The Dharma, The Tao, The Way

The terms Dharma, Tao and the Way are familiar spiritual descriptions, often tossed around which come from several spiritual traditions, both East and West. Yet as the well known Indian physician and author, Deepak Chopra writes in his book The Path To Love, what may seem as separate is really not so, through interbeing. He discusses these traditions as long living in the human world, that they are in his view, rather more unified, that they inter-be as one.

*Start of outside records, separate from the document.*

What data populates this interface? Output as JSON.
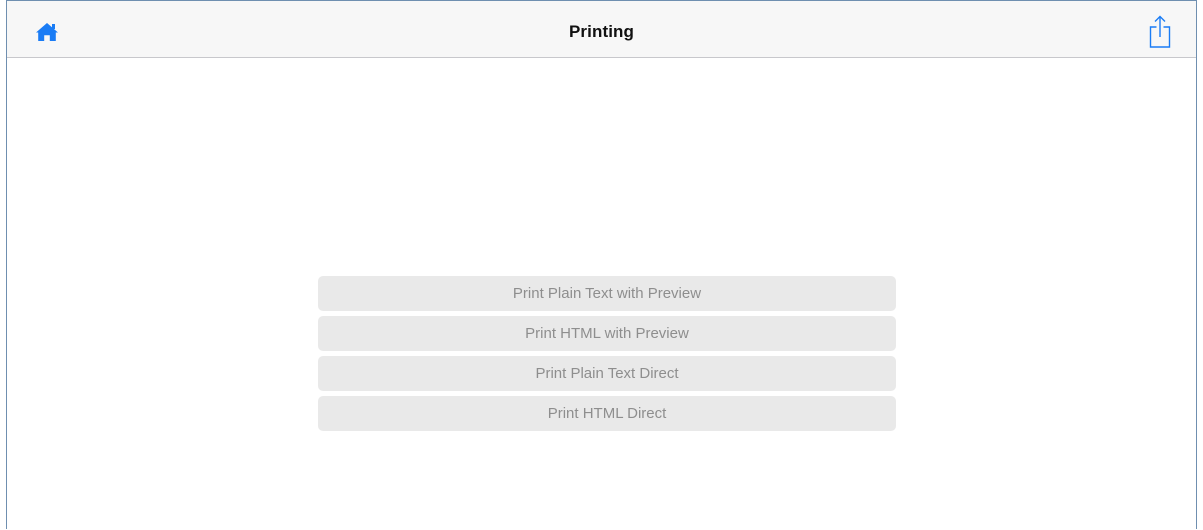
{
  "navbar": {
    "title": "Printing",
    "left_icon": "home-icon",
    "right_icon": "share-icon",
    "accent_color": "#1a7cf5"
  },
  "buttons": [
    {
      "label": "Print Plain Text with Preview"
    },
    {
      "label": "Print HTML with Preview"
    },
    {
      "label": "Print Plain Text Direct"
    },
    {
      "label": "Print HTML Direct"
    }
  ]
}
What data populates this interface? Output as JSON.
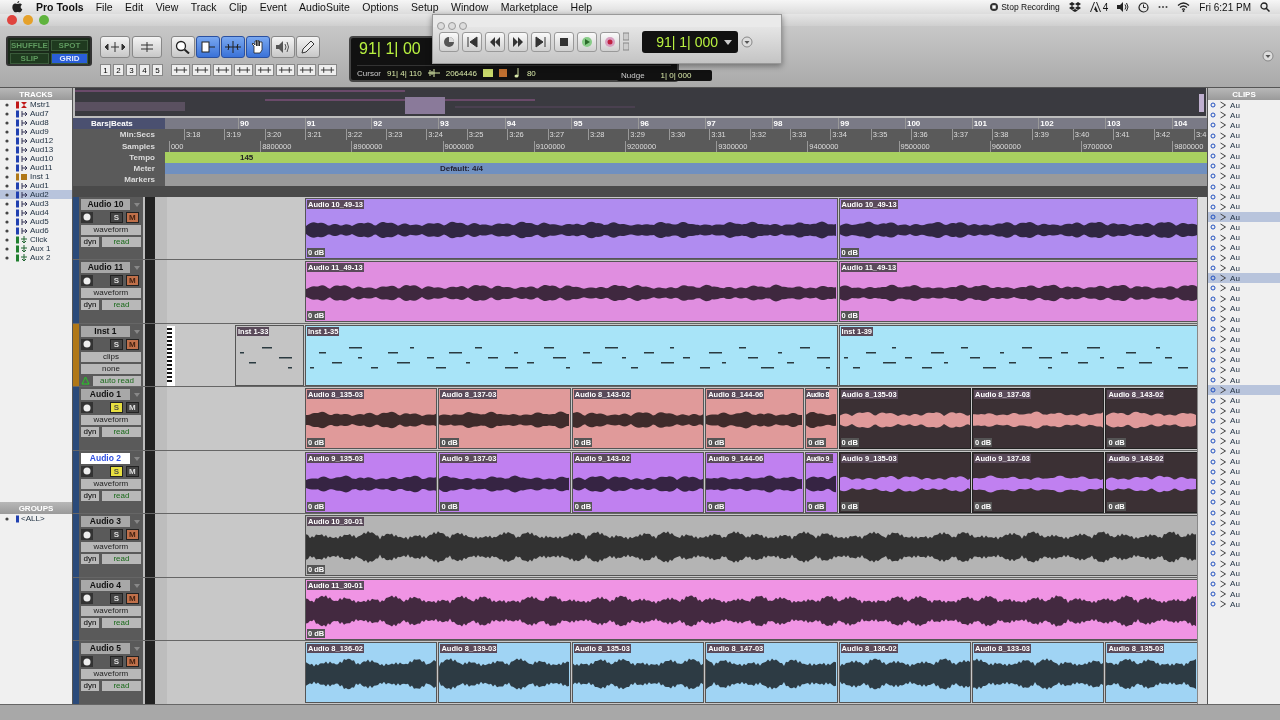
{
  "menu_bar": {
    "app": "Pro Tools",
    "menus": [
      "File",
      "Edit",
      "View",
      "Track",
      "Clip",
      "Event",
      "AudioSuite",
      "Options",
      "Setup",
      "Window",
      "Marketplace",
      "Help"
    ],
    "status": {
      "recording": "Stop Recording",
      "adobe_count": "4",
      "clock": "Fri 6:21 PM"
    }
  },
  "toolbar": {
    "edit_modes": [
      {
        "label": "SHUFFLE",
        "selected": false
      },
      {
        "label": "SPOT",
        "selected": false
      },
      {
        "label": "SLIP",
        "selected": false
      },
      {
        "label": "GRID",
        "selected": true
      }
    ],
    "zoom_presets": [
      "1",
      "2",
      "3",
      "4",
      "5"
    ],
    "tools": [
      {
        "kind": "zoom",
        "selected": false
      },
      {
        "kind": "trim",
        "selected": true
      },
      {
        "kind": "selector",
        "selected": true
      },
      {
        "kind": "grabber",
        "selected": true
      },
      {
        "kind": "scrub",
        "selected": false
      },
      {
        "kind": "pencil",
        "selected": false
      }
    ],
    "main_counter": "91| 1| 00",
    "cursor_label": "Cursor",
    "cursor_position": "91| 4| 110",
    "cursor_sample": "2064446",
    "tempo": "80"
  },
  "nudge": {
    "label": "Nudge",
    "value": "1| 0| 000"
  },
  "transport": {
    "counter": "91| 1| 000"
  },
  "tracks_panel": {
    "title": "TRACKS",
    "items": [
      {
        "label": "Mstr1",
        "kind": "master",
        "color": "#c01818",
        "selected": false
      },
      {
        "label": "Aud7",
        "kind": "audio",
        "color": "#2040b0",
        "selected": false
      },
      {
        "label": "Aud8",
        "kind": "audio",
        "color": "#2040b0",
        "selected": false
      },
      {
        "label": "Aud9",
        "kind": "audio",
        "color": "#2040b0",
        "selected": false
      },
      {
        "label": "Aud12",
        "kind": "audio",
        "color": "#2040b0",
        "selected": false
      },
      {
        "label": "Aud13",
        "kind": "audio",
        "color": "#2040b0",
        "selected": false
      },
      {
        "label": "Aud10",
        "kind": "audio",
        "color": "#2040b0",
        "selected": false
      },
      {
        "label": "Aud11",
        "kind": "audio",
        "color": "#2040b0",
        "selected": false
      },
      {
        "label": "Inst 1",
        "kind": "inst",
        "color": "#b07818",
        "selected": false
      },
      {
        "label": "Aud1",
        "kind": "audio",
        "color": "#2040b0",
        "selected": false
      },
      {
        "label": "Aud2",
        "kind": "audio",
        "color": "#2040b0",
        "selected": true
      },
      {
        "label": "Aud3",
        "kind": "audio",
        "color": "#2040b0",
        "selected": false
      },
      {
        "label": "Aud4",
        "kind": "audio",
        "color": "#2040b0",
        "selected": false
      },
      {
        "label": "Aud5",
        "kind": "audio",
        "color": "#2040b0",
        "selected": false
      },
      {
        "label": "Aud6",
        "kind": "audio",
        "color": "#2040b0",
        "selected": false
      },
      {
        "label": "Click",
        "kind": "aux",
        "color": "#208030",
        "selected": false
      },
      {
        "label": "Aux 1",
        "kind": "aux",
        "color": "#208030",
        "selected": false
      },
      {
        "label": "Aux 2",
        "kind": "aux",
        "color": "#208030",
        "selected": false
      }
    ]
  },
  "groups_panel": {
    "title": "GROUPS",
    "items": [
      {
        "label": "<ALL>"
      }
    ]
  },
  "rulers": [
    {
      "kind": "bars",
      "name": "Bars|Beats",
      "ticks": [
        "90",
        "91",
        "92",
        "93",
        "94",
        "95",
        "96",
        "97",
        "98",
        "99",
        "100",
        "101",
        "102",
        "103",
        "104"
      ]
    },
    {
      "kind": "minsecs",
      "name": "Min:Secs",
      "ticks": [
        "3:18",
        "3:19",
        "3:20",
        "3:21",
        "3:22",
        "3:23",
        "3:24",
        "3:25",
        "3:26",
        "3:27",
        "3:28",
        "3:29",
        "3:30",
        "3:31",
        "3:32",
        "3:33",
        "3:34",
        "3:35",
        "3:36",
        "3:37",
        "3:38",
        "3:39",
        "3:40",
        "3:41",
        "3:42",
        "3:4"
      ]
    },
    {
      "kind": "samples",
      "name": "Samples",
      "ticks": [
        "000",
        "8800000",
        "8900000",
        "9000000",
        "9100000",
        "9200000",
        "9300000",
        "9400000",
        "9500000",
        "9600000",
        "9700000",
        "9800000"
      ]
    },
    {
      "kind": "tempo",
      "name": "Tempo",
      "value": "145"
    },
    {
      "kind": "meter",
      "name": "Meter",
      "value": "Default: 4/4"
    },
    {
      "kind": "markers",
      "name": "Markers"
    }
  ],
  "tracks": [
    {
      "name": "Audio 10",
      "kind": "audio",
      "selected": false,
      "solo_label": "S",
      "mute_label": "M",
      "solo": false,
      "muted": true,
      "view": "waveform",
      "dyn": "dyn",
      "automation": "read",
      "color": "#b08cf0",
      "clips": [
        {
          "name": "Audio 10_49-13",
          "gain": "0 dB",
          "selected": false
        },
        {
          "name": "Audio 10_49-13",
          "gain": "0 dB",
          "selected": false
        }
      ]
    },
    {
      "name": "Audio 11",
      "kind": "audio",
      "selected": false,
      "solo_label": "S",
      "mute_label": "M",
      "solo": false,
      "muted": true,
      "view": "waveform",
      "dyn": "dyn",
      "automation": "read",
      "color": "#e08ee0",
      "clips": [
        {
          "name": "Audio 11_49-13",
          "gain": "0 dB",
          "selected": false
        },
        {
          "name": "Audio 11_49-13",
          "gain": "0 dB",
          "selected": false
        }
      ]
    },
    {
      "name": "Inst 1",
      "kind": "inst",
      "selected": false,
      "solo_label": "S",
      "mute_label": "M",
      "solo": false,
      "muted": true,
      "view": "clips",
      "input": "none",
      "automation": "auto read",
      "color": "#a8e4f8",
      "clips": [
        {
          "name": "Inst 1-33",
          "selected": false,
          "muted_clip": true
        },
        {
          "name": "Inst 1-35",
          "selected": false,
          "muted_clip": false
        },
        {
          "name": "Inst 1-39",
          "selected": false,
          "muted_clip": false
        }
      ]
    },
    {
      "name": "Audio 1",
      "kind": "audio",
      "selected": false,
      "solo_label": "S",
      "mute_label": "M",
      "solo": true,
      "muted": false,
      "view": "waveform",
      "dyn": "dyn",
      "automation": "read",
      "color": "#e09a9a",
      "clips": [
        {
          "name": "Audio 8_135-03",
          "gain": "0 dB",
          "selected": false
        },
        {
          "name": "Audio 8_137-03",
          "gain": "0 dB",
          "selected": false
        },
        {
          "name": "Audio 8_143-02",
          "gain": "0 dB",
          "selected": false
        },
        {
          "name": "Audio 8_144-06",
          "gain": "0 dB",
          "selected": false
        },
        {
          "name": "Audio 8",
          "gain": "0 dB",
          "selected": false
        },
        {
          "name": "Audio 8_135-03",
          "gain": "0 dB",
          "selected": true
        },
        {
          "name": "Audio 8_137-03",
          "gain": "0 dB",
          "selected": true
        },
        {
          "name": "Audio 8_143-02",
          "gain": "0 dB",
          "selected": true
        }
      ]
    },
    {
      "name": "Audio 2",
      "kind": "audio",
      "selected": true,
      "solo_label": "S",
      "mute_label": "M",
      "solo": true,
      "muted": false,
      "view": "waveform",
      "dyn": "dyn",
      "automation": "read",
      "color": "#c080f0",
      "clips": [
        {
          "name": "Audio 9_135-03",
          "gain": "0 dB",
          "selected": false
        },
        {
          "name": "Audio 9_137-03",
          "gain": "0 dB",
          "selected": false
        },
        {
          "name": "Audio 9_143-02",
          "gain": "0 dB",
          "selected": false
        },
        {
          "name": "Audio 9_144-06",
          "gain": "0 dB",
          "selected": false
        },
        {
          "name": "Audio 9_",
          "gain": "0 dB",
          "selected": false
        },
        {
          "name": "Audio 9_135-03",
          "gain": "0 dB",
          "selected": true
        },
        {
          "name": "Audio 9_137-03",
          "gain": "0 dB",
          "selected": true
        },
        {
          "name": "Audio 9_143-02",
          "gain": "0 dB",
          "selected": true
        }
      ]
    },
    {
      "name": "Audio 3",
      "kind": "audio",
      "selected": false,
      "solo_label": "S",
      "mute_label": "M",
      "solo": false,
      "muted": true,
      "view": "waveform",
      "dyn": "dyn",
      "automation": "read",
      "color": "#b4b4b4",
      "clips": [
        {
          "name": "Audio 10_30-01",
          "gain": "0 dB",
          "selected": false
        }
      ]
    },
    {
      "name": "Audio 4",
      "kind": "audio",
      "selected": false,
      "solo_label": "S",
      "mute_label": "M",
      "solo": false,
      "muted": true,
      "view": "waveform",
      "dyn": "dyn",
      "automation": "read",
      "color": "#f094e4",
      "clips": [
        {
          "name": "Audio 11_30-01",
          "gain": "0 dB",
          "selected": false
        }
      ]
    },
    {
      "name": "Audio 5",
      "kind": "audio",
      "selected": false,
      "solo_label": "S",
      "mute_label": "M",
      "solo": false,
      "muted": true,
      "view": "waveform",
      "dyn": "dyn",
      "automation": "read",
      "color": "#a0d4f4",
      "clips": [
        {
          "name": "Audio 8_136-02",
          "selected": false
        },
        {
          "name": "Audio 8_139-03",
          "selected": false
        },
        {
          "name": "Audio 8_135-03",
          "selected": false
        },
        {
          "name": "Audio 8_147-03",
          "selected": false
        },
        {
          "name": "Audio 8_136-02",
          "selected": false
        },
        {
          "name": "Audio 8_133-03",
          "selected": false
        },
        {
          "name": "Audio 8_135-03",
          "selected": false
        }
      ]
    }
  ],
  "clips_panel": {
    "title": "CLIPS",
    "items": [
      {
        "label": "Au",
        "selected": false
      },
      {
        "label": "Au",
        "selected": false
      },
      {
        "label": "Au",
        "selected": false
      },
      {
        "label": "Au",
        "selected": false
      },
      {
        "label": "Au",
        "selected": false
      },
      {
        "label": "Au",
        "selected": false
      },
      {
        "label": "Au",
        "selected": false
      },
      {
        "label": "Au",
        "selected": false
      },
      {
        "label": "Au",
        "selected": false
      },
      {
        "label": "Au",
        "selected": false
      },
      {
        "label": "Au",
        "selected": false
      },
      {
        "label": "Au",
        "selected": true
      },
      {
        "label": "Au",
        "selected": false
      },
      {
        "label": "Au",
        "selected": false
      },
      {
        "label": "Au",
        "selected": false
      },
      {
        "label": "Au",
        "selected": false
      },
      {
        "label": "Au",
        "selected": false
      },
      {
        "label": "Au",
        "selected": true
      },
      {
        "label": "Au",
        "selected": false
      },
      {
        "label": "Au",
        "selected": false
      },
      {
        "label": "Au",
        "selected": false
      },
      {
        "label": "Au",
        "selected": false
      },
      {
        "label": "Au",
        "selected": false
      },
      {
        "label": "Au",
        "selected": false
      },
      {
        "label": "Au",
        "selected": false
      },
      {
        "label": "Au",
        "selected": false
      },
      {
        "label": "Au",
        "selected": false
      },
      {
        "label": "Au",
        "selected": false
      },
      {
        "label": "Au",
        "selected": true
      },
      {
        "label": "Au",
        "selected": false
      },
      {
        "label": "Au",
        "selected": false
      },
      {
        "label": "Au",
        "selected": false
      },
      {
        "label": "Au",
        "selected": false
      },
      {
        "label": "Au",
        "selected": false
      },
      {
        "label": "Au",
        "selected": false
      },
      {
        "label": "Au",
        "selected": false
      },
      {
        "label": "Au",
        "selected": false
      },
      {
        "label": "Au",
        "selected": false
      },
      {
        "label": "Au",
        "selected": false
      },
      {
        "label": "Au",
        "selected": false
      },
      {
        "label": "Au",
        "selected": false
      },
      {
        "label": "Au",
        "selected": false
      },
      {
        "label": "Au",
        "selected": false
      },
      {
        "label": "Au",
        "selected": false
      },
      {
        "label": "Au",
        "selected": false
      },
      {
        "label": "Au",
        "selected": false
      },
      {
        "label": "Au",
        "selected": false
      },
      {
        "label": "Au",
        "selected": false
      },
      {
        "label": "Au",
        "selected": false
      },
      {
        "label": "Au",
        "selected": false
      }
    ]
  }
}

"Dharma" is also translated as "law" or "righteousness." In India, today someone who follows the family tradition of work, worship, and social behavior is said to be in his "dharma." Modern Western society is not dharmic in any of these ways, since our children feel free to choose very different occupations from their parents', along with new codes of behavior and new places to live. In both East and West the rootedness of a dharmic society has been undermined in this century.

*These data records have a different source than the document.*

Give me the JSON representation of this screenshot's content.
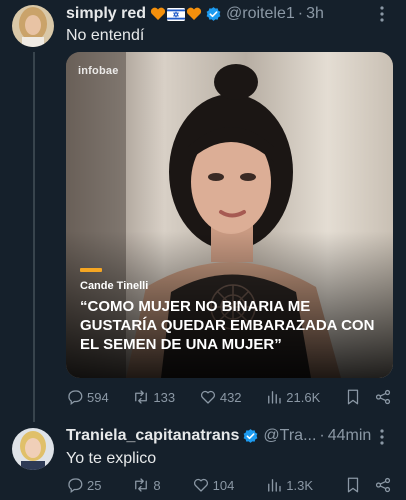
{
  "main_tweet": {
    "display_name": "simply red",
    "handle": "@roitele1",
    "time": "3h",
    "text": "No entendí",
    "media": {
      "logo": "infobae",
      "caption_name": "Cande Tinelli",
      "caption_quote": "“COMO MUJER NO BINARIA ME GUSTARÍA QUEDAR EMBARAZADA CON EL SEMEN DE UNA MUJER”"
    },
    "stats": {
      "replies": "594",
      "retweets": "133",
      "likes": "432",
      "views": "21.6K"
    }
  },
  "reply_tweet": {
    "display_name": "Traniela_capitanatrans",
    "handle": "@Tra...",
    "time": "44min",
    "text": "Yo te explico",
    "stats": {
      "replies": "25",
      "retweets": "8",
      "likes": "104",
      "views": "1.3K"
    }
  },
  "colors": {
    "background": "#15202b",
    "text": "#e7e9ea",
    "muted": "#8b98a5",
    "verified": "#1d9bf0",
    "accent_caption": "#f5a623"
  },
  "icons": [
    "orange-heart-icon",
    "israel-flag-icon",
    "verified-badge-icon",
    "more-icon",
    "reply-icon",
    "retweet-icon",
    "like-icon",
    "views-icon",
    "bookmark-icon",
    "share-icon"
  ]
}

However, Dharma is more than social convention; it is a living force that can bring you through the many threats and challenges of life. Your ego [western term, from the Latin meaning self or I] does not believe this for it cannot find dharma; ego is not guided by love, and dharma is intimately tied to love. In the West, the closest concept to dharma is grace [one, whole, universal], the loving presence of God that keeps humanity under divine protection. When Jesus spoke of God seeing the fall of a sparrow, he was referring to dharma. In China, the same concept emerged as Tao, the middle way, which was seen as an invisible but real power that organizes all life. Being in tune with the way is the same as living within dharma. The Christian term the Way is likewise. Jesus exhorted his disciples to "come follow me."

"Every spiritual tradition has taught that success in life depends upon finding the Way and ignoring the distractions of external things. Your Ego, however, insists that your survival depends upon paying total attention to the outer world. Its primary tactics--vigilance and defensiveness--are the very antithesis of surrender in the way. Your ego, a perception of which, causes you to believe that separation is necessary..." In reality separation is not ever necessary; it is something chosen or not.

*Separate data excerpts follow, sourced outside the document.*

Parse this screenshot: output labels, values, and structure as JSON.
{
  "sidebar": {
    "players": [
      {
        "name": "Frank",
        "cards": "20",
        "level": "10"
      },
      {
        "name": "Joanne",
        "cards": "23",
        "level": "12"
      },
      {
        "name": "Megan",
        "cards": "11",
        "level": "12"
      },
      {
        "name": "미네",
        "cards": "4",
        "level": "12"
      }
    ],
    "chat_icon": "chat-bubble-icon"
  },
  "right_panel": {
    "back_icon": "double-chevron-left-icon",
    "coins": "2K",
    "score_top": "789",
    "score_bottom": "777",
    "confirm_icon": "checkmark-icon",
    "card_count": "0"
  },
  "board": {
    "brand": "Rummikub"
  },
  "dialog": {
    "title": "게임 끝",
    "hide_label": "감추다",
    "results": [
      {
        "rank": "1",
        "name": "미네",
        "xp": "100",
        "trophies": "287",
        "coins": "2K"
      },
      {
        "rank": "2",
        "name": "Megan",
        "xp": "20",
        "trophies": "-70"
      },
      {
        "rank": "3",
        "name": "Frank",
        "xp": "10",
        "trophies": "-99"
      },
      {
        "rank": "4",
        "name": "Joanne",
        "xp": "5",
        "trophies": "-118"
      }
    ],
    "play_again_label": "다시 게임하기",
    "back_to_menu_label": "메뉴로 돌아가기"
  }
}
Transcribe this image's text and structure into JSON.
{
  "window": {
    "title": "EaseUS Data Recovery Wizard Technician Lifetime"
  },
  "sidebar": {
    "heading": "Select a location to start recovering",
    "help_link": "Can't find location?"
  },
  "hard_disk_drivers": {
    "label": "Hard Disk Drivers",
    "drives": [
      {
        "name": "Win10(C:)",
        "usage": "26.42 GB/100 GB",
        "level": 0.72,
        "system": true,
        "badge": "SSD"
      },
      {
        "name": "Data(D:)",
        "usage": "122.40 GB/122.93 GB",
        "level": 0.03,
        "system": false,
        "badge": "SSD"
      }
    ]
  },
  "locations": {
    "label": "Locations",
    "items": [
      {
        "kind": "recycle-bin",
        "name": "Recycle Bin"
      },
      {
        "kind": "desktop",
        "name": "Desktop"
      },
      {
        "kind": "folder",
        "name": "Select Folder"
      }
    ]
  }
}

Being in dharma however, "heals separation by making us [inter-being] a reality," not as a 'unit of two,' but as a whole, oneness, a universal spirit. Chopra explains further, "You are acting in dharma whenever you allow rather than oppose. Allowing results in statements such as these:

* Is there something you need?
* How can I help?
* I see what's going on with you.
* Go ahead.
* I understand what you mean.
* You're right.

"Unity makes another person's viewpoint completely clear; you understand someone who is outside yourself." What makes this possible is the realization of inter-being, that what you value, esteem, follow isn't something outside yourself, it may be only outside of your ego. Thus "following your dharma in the deepest sense means not only obeying the laws set down by society or adhering to rules of religious conduct--there is no fixed formula for finding the Way..." Set spiritual guideposts for yourself, thus making this newer, broader meaning of dharma essential.